A complicated exercise routine for your mother is not necessary. But it is very important that activity becomes part of her everyday routine. Even simple activities will do much to improve her physical, mental, emotional, and social health. If supervision is required, get help from other family members or friends. They should understand that helping with exercise on a regular basis is a key part of caring and support for an older person, as well as improving his or her health. Exercising can be as simple as going to the grocery store together or sharing in another activity. Many senior centers have exercise classes increasing the benefit of socialization for your mother. Exercising is more fun when done with others.
"It hurts to exercise."
Your doctor should find out why you hurt and treat the cause if this is possible. There are many medicines now available to control pain, once the reason for it is known. A physical therapist can develop an exercise program to minimize pain and help you gain more control over your pain. A gentle warm-up routine can avoid aches, and strains.
Think of other obstacles that could interfere with carrying out your plan
What additional roadblocks could get in the way of doing the things suggested in this home care plan? For example, will the older person cooperate? Will other people help? How will you explain your needs to other people? Do you have the time and energy to carry out this plan?

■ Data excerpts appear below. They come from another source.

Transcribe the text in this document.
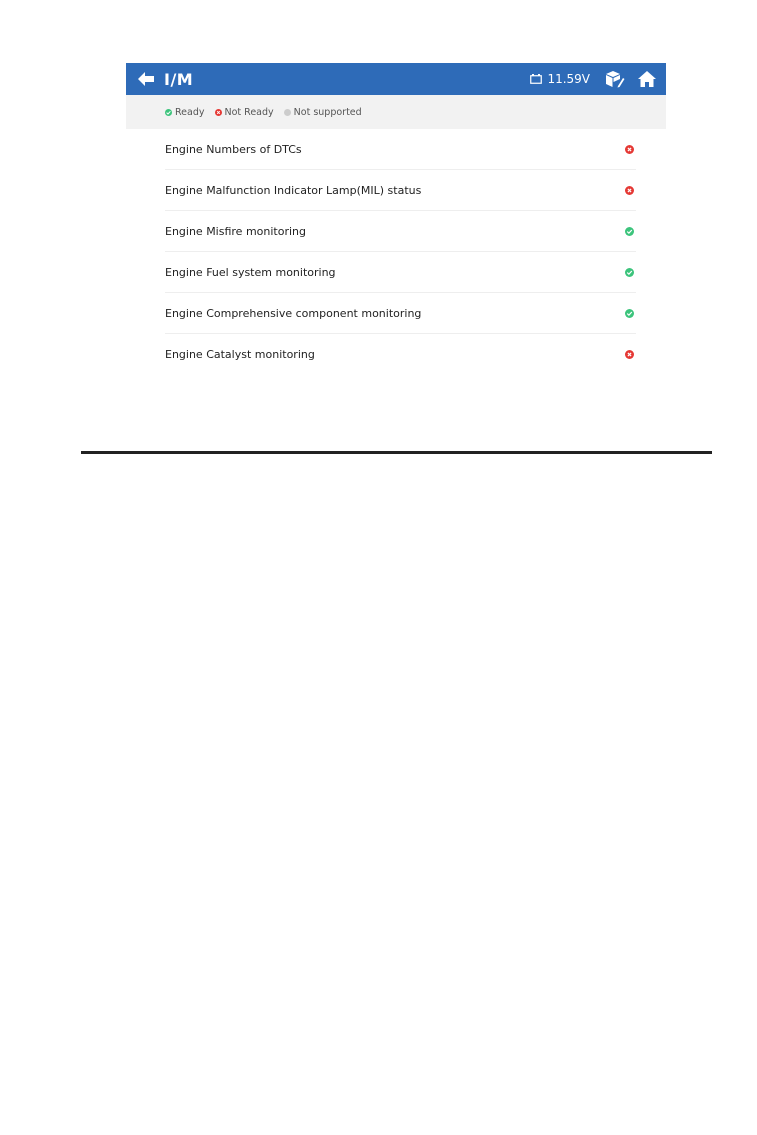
I/M	11.59V
Ready Not Ready Not supported
Engine Numbers of DTCs
Engine Malfunction Indicator Lamp(MIL) status
Engine Misfire monitoring
Engine Fuel system monitoring
Engine Comprehensive component monitoring
Engine Catalyst monitoring
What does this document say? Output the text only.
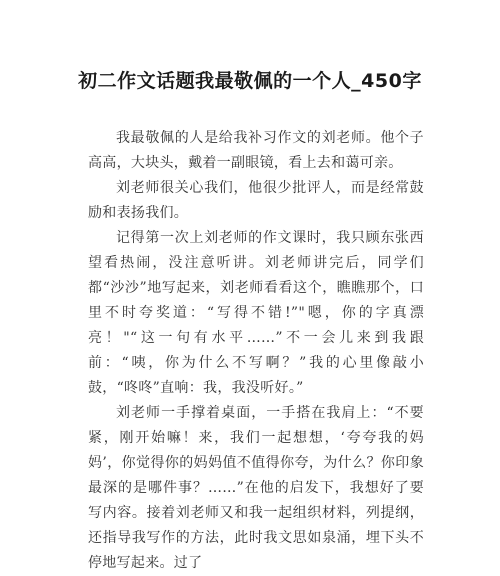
初二作文话题我最敬佩的一个人_450字

我最敬佩的人是给我补习作文的刘老师。他个子高高，大块头，戴着一副眼镜，看上去和蔼可亲。

刘老师很关心我们，他很少批评人，而是经常鼓励和表扬我们。

记得第一次上刘老师的作文课时，我只顾东张西望看热闹，没注意听讲。刘老师讲完后，同学们都“沙沙”地写起来，刘老师看看这个，瞧瞧那个，口里不时夸奖道：“写得不错!”"嗯，你的字真漂亮！"“这一句有水平……”不一会儿来到我跟前：“咦，你为什么不写啊？”我的心里像敲小鼓，“咚咚”直响：我，我没听好。”

刘老师一手撑着桌面，一手搭在我肩上：“不要紧，刚开始嘛！来，我们一起想想，‘夸夸我的妈妈’，你觉得你的妈妈值不值得你夸，为什么？你印象最深的是哪件事？……”在他的启发下，我想好了要写内容。接着刘老师又和我一起组织材料，列提纲，还指导我写作的方法，此时我文思如泉涌，埋下头不停地写起来。过了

The key to avoiding bone problems is to review the suggestions outlined in this section. Ask yourself the following questions. Some of these questions will need to be discussed with the older person's doctor:
- Is the older person taking too many medicines (remember to include non-prescription medicines and alternative and herbal remedies)? Is he or she experiencing any unpleasant side effects of medications such as dizziness or drowsiness which can lead to falls? If corticosteroids are being taken, can the dose be reduced or tapered off completely? If not, ask about the benefits and risks of taking calcium and vitamin D supplements.
- Should the older person be taking one of the bone strengthening medicines described above? Have the risks and benefits of each medicine been thoroughly considered?
- Does the older person have a well-balanced diet that gives the proper amount of calcium?
- Have you taken measures to reduce the risk of falling?
- Is the older person continuing to smoke? Would your encouragement help him or her to quit?
- Is the older person drinking excessive amounts of alcohol? If so, can you help reduce alcohol intake (or use)?
- Is the older person less active? If so, is this because of persistent pain, general social withdrawal, or some other problem? Start with low levels of regular activity and work up towards greater activity - it's never too late to start, benefits can be gained at any age.
What to Do If Your Plan Isn't Working
Many of the causes of bone problems are hard to change quickly. Be persistent and set reasonable goals. Small changes will eventually add up to larger ones.